Donavinn Coffee pleaded guilty in June 2016 to armed robbery, attempted armed robbery and reckless endangerment in connection with a pair of robberies on the street one night in November 2015. Coffee shot and wounded a man during one of them.
According to court documents, prosecutors told Judge Frederick Rosa during Coffee’s sentencing hearing that Coffee had a lengthy criminal record, including a previous arrest for armed robbery in 2011. That was inaccurate — he was arrested for strong-arm robbery but not armed robbery — but no one caught the mistake at the time. Rosa mentioned the 2011 armed robbery arrest as part of his justification for sentencing Coffee to 13 years in prison.

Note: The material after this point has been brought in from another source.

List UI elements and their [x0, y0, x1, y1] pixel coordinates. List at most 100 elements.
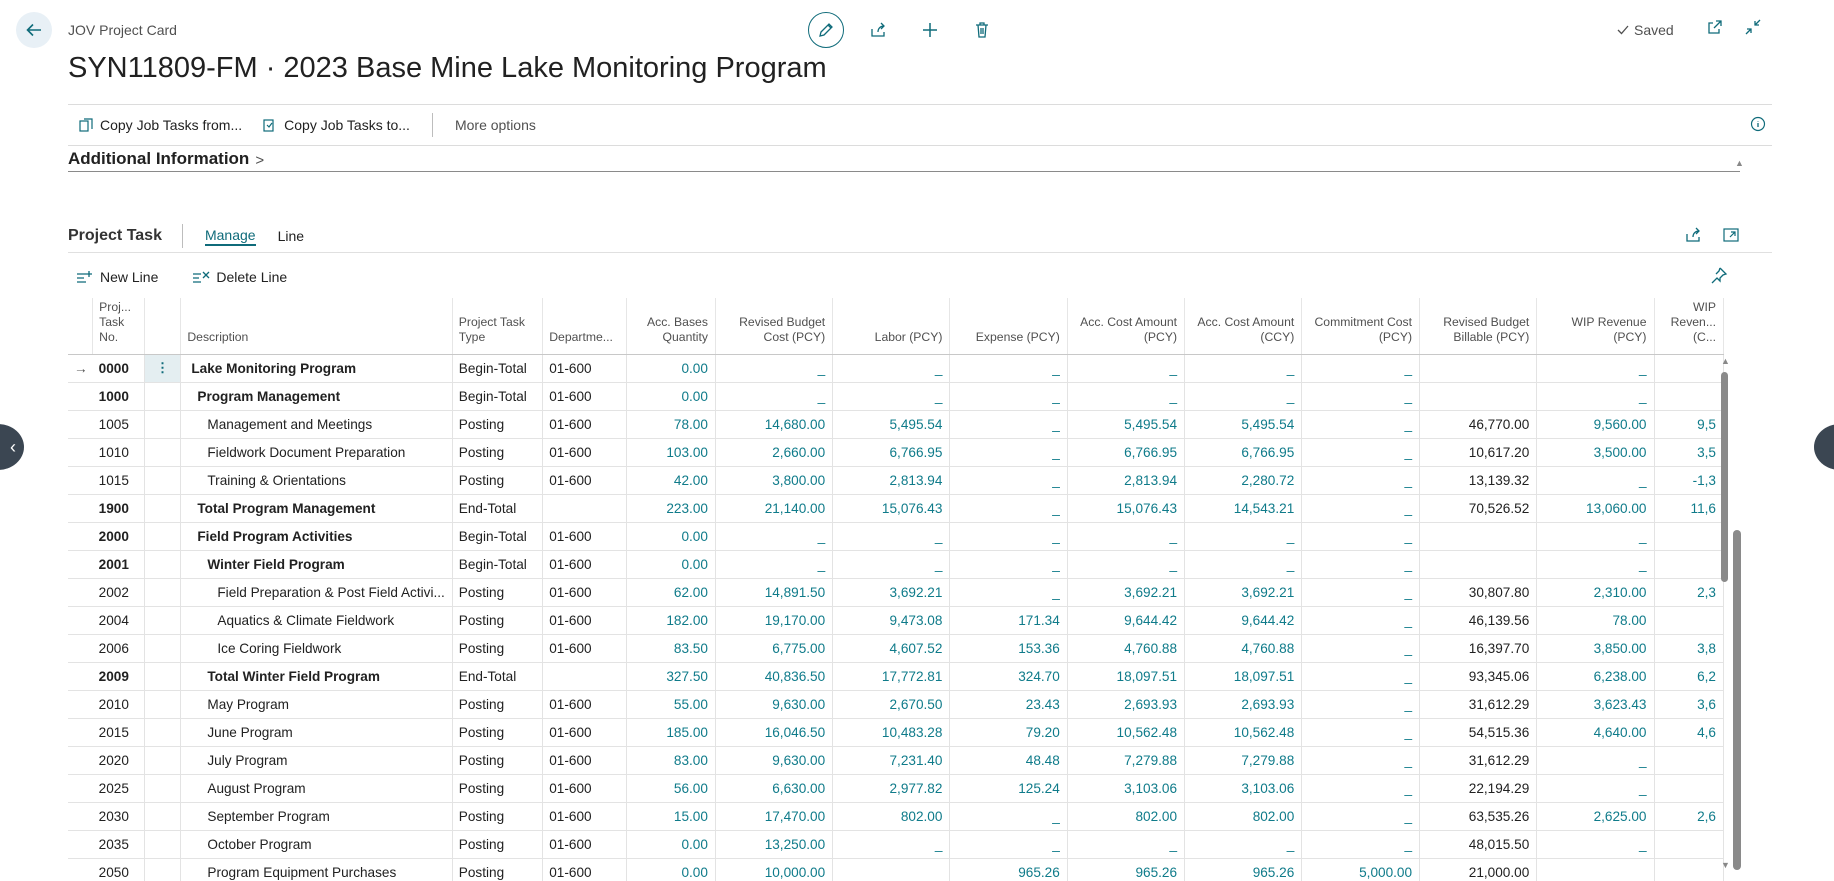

Coffee later appealed, arguing that his due process rights were violated because the judge relied on inaccurate information.
The Supreme Court ruled 5-2 that defendants have a constitutional due process right to be sentenced based on accurate information and that Coffee’s rights were violated. However, the majority found that the mistake was harmless.
Prosecutors clearly introduced inaccurate information at Coffee’s sentencing hearing, Justice Annette Ziegler wrote for the majority. But the mention of the 2011 armed robbery arrest wasn’t integral to his sentence and the outcome likely would have been the same even if
Rosa had all the right information in light of Coffee’s multiple run-ins with the law and increasingly violent behavior, she wrote.
Coffee’s attorney, listed in court documents as Nicole Masnica, didn’t immediately return a message Thursday morning.